The brain renin-angiotensin system contributes to the hypertension in mice containing both the human renin and human angiotensinogen transgenes.

We have previously shown that mice transgenic for both the human renin and human angiotensinogen genes (RA+) exhibit appropriate tissue- and cell-specific expression of both transgenes, have 4-fold higher plasma angiotensin II (AII) levels, and are chronically hypertensive. However, the relative contribution of circulating and tissue-derived AII in causing hypertension in these animals is not known. We hypothesized that the brain renin-angiotensin system contributes to the elevated blood pressure in this model. To address this hypothesis, mean arterial pressure (MAP) and heart rate were measured in conscious, unrestrained mice after they were instrumented with intracerebroventricular cannulae and carotid arterial and jugular vein catheters.
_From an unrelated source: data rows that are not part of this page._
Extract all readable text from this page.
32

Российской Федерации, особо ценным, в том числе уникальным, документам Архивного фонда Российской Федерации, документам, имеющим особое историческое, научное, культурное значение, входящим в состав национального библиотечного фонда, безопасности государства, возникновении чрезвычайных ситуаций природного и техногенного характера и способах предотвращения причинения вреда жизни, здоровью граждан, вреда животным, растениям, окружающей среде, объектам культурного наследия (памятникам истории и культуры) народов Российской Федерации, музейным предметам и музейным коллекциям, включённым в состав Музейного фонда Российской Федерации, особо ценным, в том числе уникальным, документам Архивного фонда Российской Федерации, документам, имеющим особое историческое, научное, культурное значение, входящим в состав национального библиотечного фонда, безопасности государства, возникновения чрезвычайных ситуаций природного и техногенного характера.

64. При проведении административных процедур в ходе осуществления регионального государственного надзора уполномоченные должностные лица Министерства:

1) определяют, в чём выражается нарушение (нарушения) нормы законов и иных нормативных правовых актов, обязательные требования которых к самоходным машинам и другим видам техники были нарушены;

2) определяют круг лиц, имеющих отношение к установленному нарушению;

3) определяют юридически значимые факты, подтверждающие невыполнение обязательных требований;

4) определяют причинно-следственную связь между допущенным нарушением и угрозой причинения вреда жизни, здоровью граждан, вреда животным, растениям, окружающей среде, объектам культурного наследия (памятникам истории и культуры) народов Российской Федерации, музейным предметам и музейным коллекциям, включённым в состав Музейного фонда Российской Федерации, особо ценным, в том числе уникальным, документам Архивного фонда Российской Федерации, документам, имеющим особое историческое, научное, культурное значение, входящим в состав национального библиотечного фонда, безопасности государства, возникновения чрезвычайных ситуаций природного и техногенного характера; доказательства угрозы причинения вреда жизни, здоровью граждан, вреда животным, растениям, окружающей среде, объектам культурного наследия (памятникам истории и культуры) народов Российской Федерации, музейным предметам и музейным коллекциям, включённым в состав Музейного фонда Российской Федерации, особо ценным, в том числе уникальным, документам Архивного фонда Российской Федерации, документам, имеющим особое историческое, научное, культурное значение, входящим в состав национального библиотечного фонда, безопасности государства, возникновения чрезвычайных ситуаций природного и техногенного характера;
Intracerebroventricular administration of the selective AII type 1 (AT-1) receptor antagonist losartan (10 microgram, 1 microL) caused a significantly greater peak fall in MAP in RA+ mice than in nontransgenic RA- controls (-29+/-4 versus -4+/-2 mm Hg, P<0.01). To explore the mechanism of a central renin-angiotensin system-dependent hypertension in RA+ mice, we determined the relative depressor responses to intravenous administration of the ganglionic blocking agent hexamethonium (5 mg/kg) or an arginine vasopressin (AVP) V1 receptor antagonist (AVPX, 10 microgram/kg). Hexamethonium caused equal lowering of MAP in RA+ mice and controls (-46+/-3 versus -52+/-3, P>0.05), whereas AVPX caused a significantly greater fall in MAP in RA+ compared with RA- mice (-24+/-2 versus -6+/-1, P<0.01). Consistent with this was the observation that circulating AVP was 3-fold higher in RA+ mice than in control mice. These results suggest that increased activation of central AT-1 receptors, perhaps those located at sites involved in AVP release from the posterior pituitary gland, plays a role in the hypertension in RA+ mice. Furthermore, our finding that both human transgenes are expressed in brain regions of RA+ mice known to be involved in cardiovascular regulation raises the possibility that augmented local production of AII and increased activation of AT-1 receptors at these sites is involved.